Wild ending sends Passaic Tech into county final by Greg Tartaglia of The Record

WAYNE – At a point when so many eyes were focused on the umpires, Christian Silfa kept his on the ball.

The Passaic Tech junior raced home from third base to score the winning run in the bottom of the ninth in Sunday’s Passaic County baseball semifinal against West Milford.

Despite confusion surrounding the final play, the end result was a 4-3 victory that sent the No. 4 seed Bulldogs (14-8-1) into Tuesday’s championship final against No. 6 Pompton Lakes (12-6). The game will be played at Passaic Tech with a scheduled 5 p.m. start.

Silfa led off the home ninth with a double that dropped into right-center between outfielders. After a sacrifice bunt and two intentional walks, Passaic Tech DH Anthony Noesi popped up a 2-2 pitch.

In view of the scorer’s table, the home plate umpire waved his arms to signal a foul ball, indicating that it had grazed the backstop on its way up. The ball fell to the infield turf as a Bulldog runner and the West Milford second baseman came together, while Silfa slid into home.

“Usually when there’s a popup on the infield, you stay in [close to the base],” Silfa said. “But I took a little lead, and when I saw the ball drop, I just took off.”

“It was an unbelievable ending,” he added.

After a conference, the base umpire’s call of the infield fly rule – making the batter Noesi out with runners able to advance at their own risk – stood as the final verdict.

“The home plate umpire called ‘foul’, so even if the field umpire is calling an infield fly, an inadvertent foul call is still a foul ball,” West Milford coach Joe Jordan said. “It’s in the rule book.”

The ending was not the only bizarre occurrence of the day. Shortly after Highlanders pitcher Zack Licursi drove in the run to tie the score at 1-1 in the third, a sudden downpour halted play for 10 minutes.

On the first pitch after rain and hail subsided, Jimmy Rauth gave No. 8 West Milford (10-11) a 2-1 lead with an RBI double.

Licursi allowed three runs (two earned) over seven innings in a no-decision. Harry Vargas’ two-out, two-run single in the home fifth evened things at 3-3 and led the Bulldogs into extra innings for the second straight game. On Friday, they needed 15 innings to defeat Passaic Valley, 5-4, on the same field.

“Down 3-1, they never quit, and we were able to get a win,” Passaic Tech coach Robert Nutile said. “I pitched [No. 2 starter] Tim Peña, who’s been phenomenal all year. I have no regrets, and then I come back to [ace Marcus] Eusebio on Tuesday, so it kind of worked out.”
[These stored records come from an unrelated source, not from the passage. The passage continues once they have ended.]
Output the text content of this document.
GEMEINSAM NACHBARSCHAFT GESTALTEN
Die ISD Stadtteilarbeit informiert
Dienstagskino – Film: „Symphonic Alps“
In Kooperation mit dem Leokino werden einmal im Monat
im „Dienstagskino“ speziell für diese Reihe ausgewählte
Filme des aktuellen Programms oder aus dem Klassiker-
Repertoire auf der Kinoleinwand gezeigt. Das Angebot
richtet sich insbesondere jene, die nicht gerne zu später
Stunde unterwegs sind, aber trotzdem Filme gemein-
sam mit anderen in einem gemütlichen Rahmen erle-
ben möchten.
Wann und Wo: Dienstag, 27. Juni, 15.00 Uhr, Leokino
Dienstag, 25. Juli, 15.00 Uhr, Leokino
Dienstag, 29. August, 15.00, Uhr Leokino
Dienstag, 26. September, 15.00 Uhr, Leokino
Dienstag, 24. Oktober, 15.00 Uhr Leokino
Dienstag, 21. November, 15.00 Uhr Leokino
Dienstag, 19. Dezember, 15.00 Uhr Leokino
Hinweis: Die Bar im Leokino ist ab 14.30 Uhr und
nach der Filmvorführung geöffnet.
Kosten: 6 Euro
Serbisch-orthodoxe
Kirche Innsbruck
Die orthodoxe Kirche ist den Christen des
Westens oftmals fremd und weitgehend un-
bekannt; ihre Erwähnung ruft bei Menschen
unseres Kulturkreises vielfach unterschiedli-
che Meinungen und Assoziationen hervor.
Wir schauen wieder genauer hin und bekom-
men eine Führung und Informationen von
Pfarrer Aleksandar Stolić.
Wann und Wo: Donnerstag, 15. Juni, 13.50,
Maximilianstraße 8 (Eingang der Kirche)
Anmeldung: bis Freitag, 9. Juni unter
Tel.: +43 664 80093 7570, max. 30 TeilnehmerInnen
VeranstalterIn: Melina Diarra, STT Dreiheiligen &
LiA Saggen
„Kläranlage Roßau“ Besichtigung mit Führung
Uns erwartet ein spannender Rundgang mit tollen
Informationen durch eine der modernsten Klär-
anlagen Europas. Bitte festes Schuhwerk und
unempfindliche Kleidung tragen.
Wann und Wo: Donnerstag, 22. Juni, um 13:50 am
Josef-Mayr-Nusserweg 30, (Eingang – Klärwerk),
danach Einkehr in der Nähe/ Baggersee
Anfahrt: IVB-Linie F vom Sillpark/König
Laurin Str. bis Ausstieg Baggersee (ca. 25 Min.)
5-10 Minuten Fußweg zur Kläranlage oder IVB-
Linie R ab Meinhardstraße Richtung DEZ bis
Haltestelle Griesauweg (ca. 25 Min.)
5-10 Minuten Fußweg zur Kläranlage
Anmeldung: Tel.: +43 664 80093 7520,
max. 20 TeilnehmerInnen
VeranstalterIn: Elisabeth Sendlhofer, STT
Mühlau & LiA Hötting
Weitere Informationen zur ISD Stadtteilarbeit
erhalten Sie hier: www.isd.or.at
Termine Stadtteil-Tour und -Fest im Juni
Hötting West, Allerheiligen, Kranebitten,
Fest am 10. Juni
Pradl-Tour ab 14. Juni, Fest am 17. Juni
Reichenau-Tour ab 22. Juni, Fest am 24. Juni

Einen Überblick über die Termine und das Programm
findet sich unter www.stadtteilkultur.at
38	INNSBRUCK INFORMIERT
Peña allowed three runs over four before departing. Left-hander Anthony DiBrino (3-1) earned the win with five innings of scoreless relief, and he did not allow a hit over the final three innings.

POMPTON LAKES 3, WAYNE HILLS 0: Right-hander Kyle Shafer (3-2) allowed four hits over six, walked two and struck out nine to power the Cardinals to their fourth title game in five years.

Shafer ended each of his six innings pitched with a strikeout, including twice when No. 7 Wayne Hills (10-11) had runners on second and third.

“We’ve really come together as a family this whole season,” he said. “The team was behind me, and I didn’t really have to worry about letting [the hitters] put the ball in play, so it really eased my mind.”

Shafer helped his cause with an RBI single in the fourth inning that made it 2-0, and catcher Jack MacDonald homered to lead off the sixth. Jack Gorstein drove in the first Pompton Lakes run with a sac fly.